- Relator(a)
- Ministro Og Fernandes
- Órgão julgador
- Sexta Turma
- Data do julgamento
- 05/08/2010
- Data de publicação
- 23/08/2010
STJ – Acórdão, Rel. Ministro Og Fernandes, Sexta Turma, j. 05/08/2010, p. 23/08/2010
HABEAS CORPUS. TRÁFICO DE DROGAS. DEZESSEIS GRAMAS DE COCAÍNA E TRINTA E NOVE GRAMAS DE MACONHA. CRIME PRATICADO NA VIGÊNCIA DAS LEIS Nos 11.343/06 E 11.464/07. APLICAÇÃO DA CAUSA DE DIMINUIÇÃO EM GRAU MÁXIMO. POSSIBILIDADE. ESTABELECIMENTO DE REGIME PRISIONAL DIVERSO DO FECHADO. POSSIBILIDADE. REPRIMENDA INFERIOR A QUATRO ANOS, RECONHECIMENTO DA PRIMARIEDADE E AUSÊNCIA DE CIRCUNSTÂNCIAS JUDICIAIS DESFAVORÁVEIS. COMANDO LEGAL QUE DEVE SER COMPATIBILIZADO COM OS PRINCÍPIOS DA INDIVIDUALIZAÇÃO DA PENA E PROPORCIONALIDADE. SUBSTITUIÇÃO DA SANÇÃO CORPORAL POR RESTRITIVAS DE DIREITOS. VIABILIDADE. PRECEDENTES DO STJ E STF. 1. Preenchidos os requisitos legais e não havendo particularidades a ensejar a adoção de percentual diverso ? pequena quantidade de droga apreendida (16 gramas de cocaína e 39 gramas de maconha) ?, deve ser aplicada a causa de diminuição da pena no patamar máximo (dois terços). 1. Embora não se olvide o teor do art. 2º, § 1º, da Lei nº 8.072/90, com a redação que lhe foi dada pela Lei nº 11.464/07, o fato é que mesmo para os crimes hediondos ? ou a eles equiparados ? a fixação do regime prisional para o início de cumprimento da privativa de liberdade há de levar em consideração a quantidade de pena imposta, a existência de circunstâncias judiciais desfavoráveis, a presença de agravantes, atenuantes, causas de aumento ou de diminuição. 2. Considerando a quantidade de pena aplicada ? 1 (um) ano e 8 (oito) meses de reclusão; a primariedade e os bons antecedentes; e a inexistência de circunstâncias judiciais desfavoráveis, é devido o estabelecimento do regime aberto para o cumprimento da privativa de liberdade e também a substituição da sanção corporal por duas medidas restritivas de direitos. 3. Ordem concedida para aplicar a causa especial de diminuição de pena prevista no art. 33, § 4º, da Lei nº 11.343/06, em seu grau máximo de 2/3 (dois terços), reduzindo, consequentemente, a reprimenda imposta ao paciente para 1 (um) ano e 8 (oito) meses de reclusão e 166 (cento e sessenta e seis) dias-multa, a ser cumprida em regime aberto.
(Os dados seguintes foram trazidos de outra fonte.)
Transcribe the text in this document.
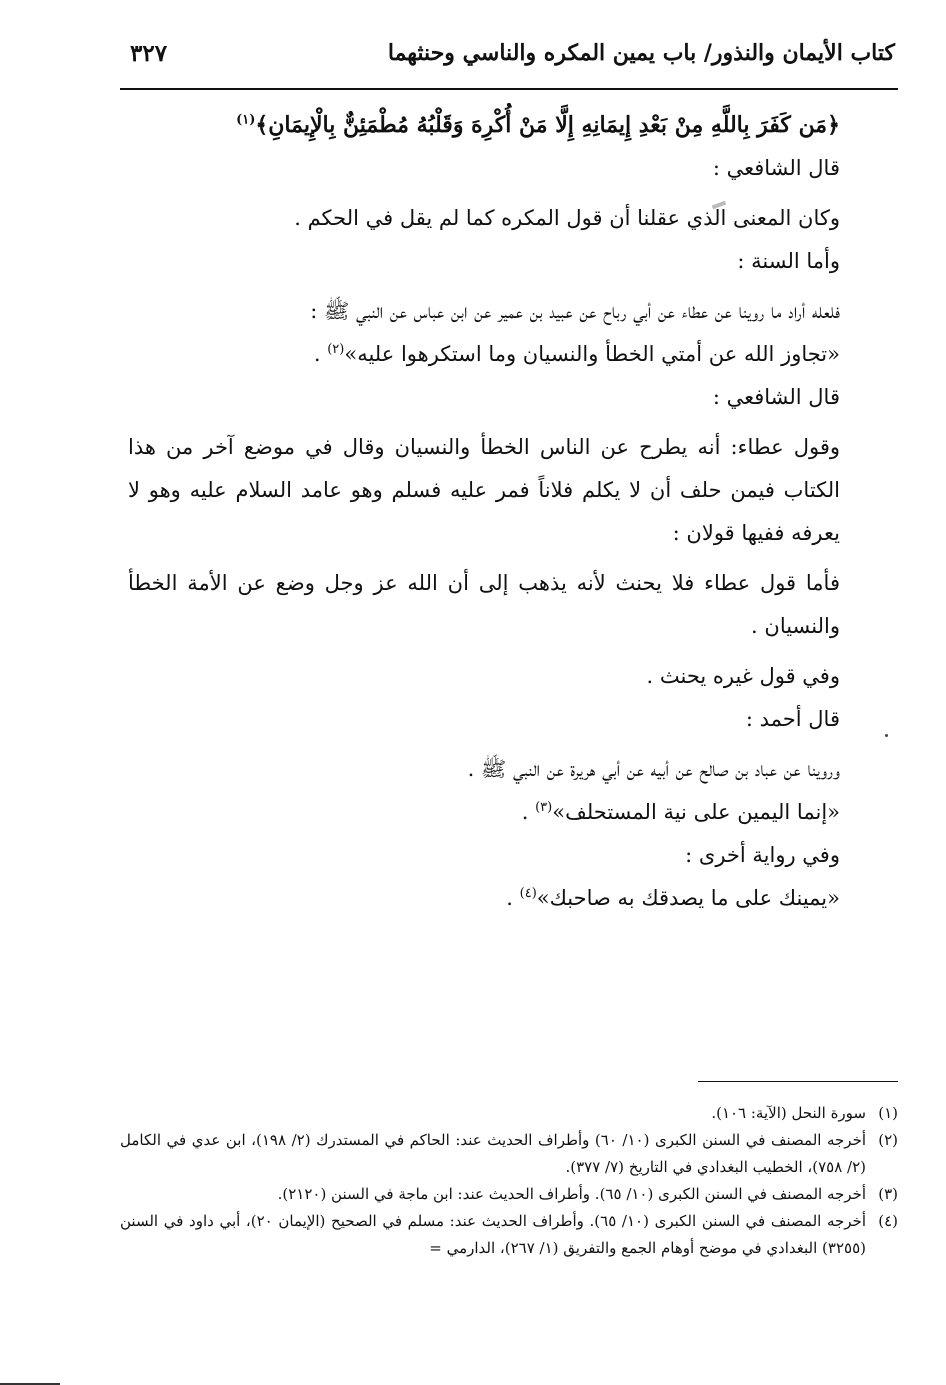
كتاب الأيمان والنذور/ باب يمين المكره والناسي وحنثهما
٣٢٧

﴿مَن كَفَرَ بِاللَّهِ مِنْ بَعْدِ إِيمَانِهِ إِلَّا مَنْ أُكْرِهَ وَقَلْبُهُ مُطْمَئِنٌّ بِالْإِيمَانِ﴾$^{(١)}$

قال الشافعي :

وكان المعنى الذي عقلنا أن قول المكره كما لم يقل في الحكم .

وأما السنة :

فلعله أراد ما روينا عن عطاء عن أبي رباح عن عبيد بن عمير عن ابن عباس عن النبي ﷺ :

«تجاوز الله عن أمتي الخطأ والنسيان وما استكرهوا عليه»$^{(٢)}$ .

قال الشافعي :

وقول عطاء: أنه يطرح عن الناس الخطأ والنسيان وقال في موضع آخر من هذا الكتاب فيمن حلف أن لا يكلم فلاناً فمر عليه فسلم وهو عامد السلام عليه وهو لا يعرفه ففيها قولان :

فأما قول عطاء فلا يحنث لأنه يذهب إلى أن الله عز وجل وضع عن الأمة الخطأ والنسيان .

وفي قول غيره يحنث .

قال أحمد :

وروينا عن عباد بن صالح عن أبيه عن أبي هريرة عن النبي ﷺ .

«إنما اليمين على نية المستحلف»$^{(٣)}$ .

وفي رواية أخرى :

«يمينك على ما يصدقك به صاحبك»$^{(٤)}$ .

(١)
سورة النحل (الآية: ١٠٦).

(٢)
أخرجه المصنف في السنن الكبرى (١٠/ ٦٠) وأطراف الحديث عند: الحاكم في المستدرك (٢/ ١٩٨)، ابن عدي في الكامل (٢/ ٧٥٨)، الخطيب البغدادي في التاريخ (٧/ ٣٧٧).

(٣)
أخرجه المصنف في السنن الكبرى (١٠/ ٦٥). وأطراف الحديث عند: ابن ماجة في السنن (٢١٢٠).

(٤)
أخرجه المصنف في السنن الكبرى (١٠/ ٦٥). وأطراف الحديث عند: مسلم في الصحيح (الإيمان ٢٠)، أبي داود في السنن (٣٢٥٥) البغدادي في موضح أوهام الجمع والتفريق (١/ ٢٦٧)، الدارمي =
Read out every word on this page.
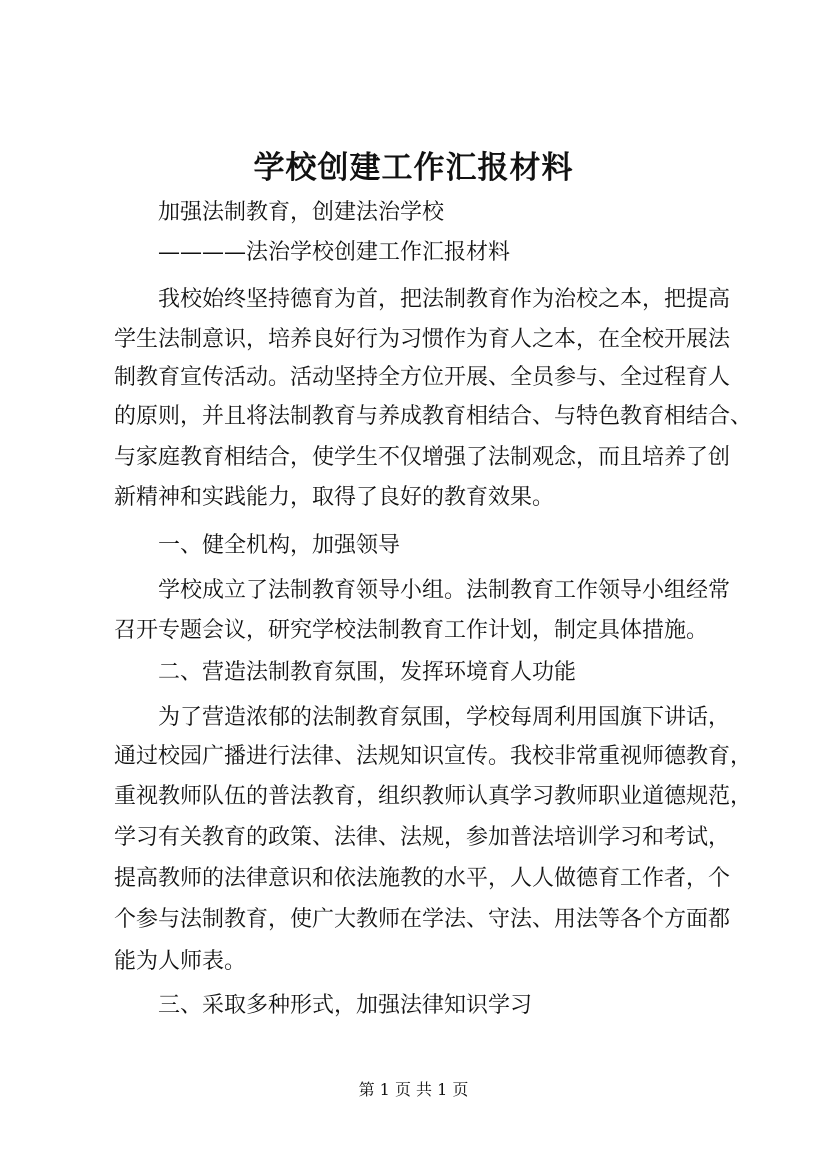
学校创建工作汇报材料
加强法制教育，创建法治学校
————法治学校创建工作汇报材料
我校始终坚持德育为首，把法制教育作为治校之本，把提高
学生法制意识，培养良好行为习惯作为育人之本，在全校开展法
制教育宣传活动。活动坚持全方位开展、全员参与、全过程育人
的原则，并且将法制教育与养成教育相结合、与特色教育相结合、
与家庭教育相结合，使学生不仅增强了法制观念，而且培养了创
新精神和实践能力，取得了良好的教育效果。
一、健全机构，加强领导
学校成立了法制教育领导小组。法制教育工作领导小组经常
召开专题会议，研究学校法制教育工作计划，制定具体措施。
二、营造法制教育氛围，发挥环境育人功能
为了营造浓郁的法制教育氛围，学校每周利用国旗下讲话，
通过校园广播进行法律、法规知识宣传。我校非常重视师德教育，
重视教师队伍的普法教育，组织教师认真学习教师职业道德规范，
学习有关教育的政策、法律、法规，参加普法培训学习和考试，
提高教师的法律意识和依法施教的水平，人人做德育工作者，个
个参与法制教育，使广大教师在学法、守法、用法等各个方面都
能为人师表。
三、采取多种形式，加强法律知识学习
第 1 页 共 1 页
Substituo a pena privativa de liberdade por prestação de serviços à comunidade e limitação de final de semana. A implementação das restritivas de direitos fica a cargo do Juiz das execuções. (HC n. 168.679/SP, relator Ministro Og Fernandes, Sexta Turma, julgado em 5/8/2010, DJe de 23/8/2010.)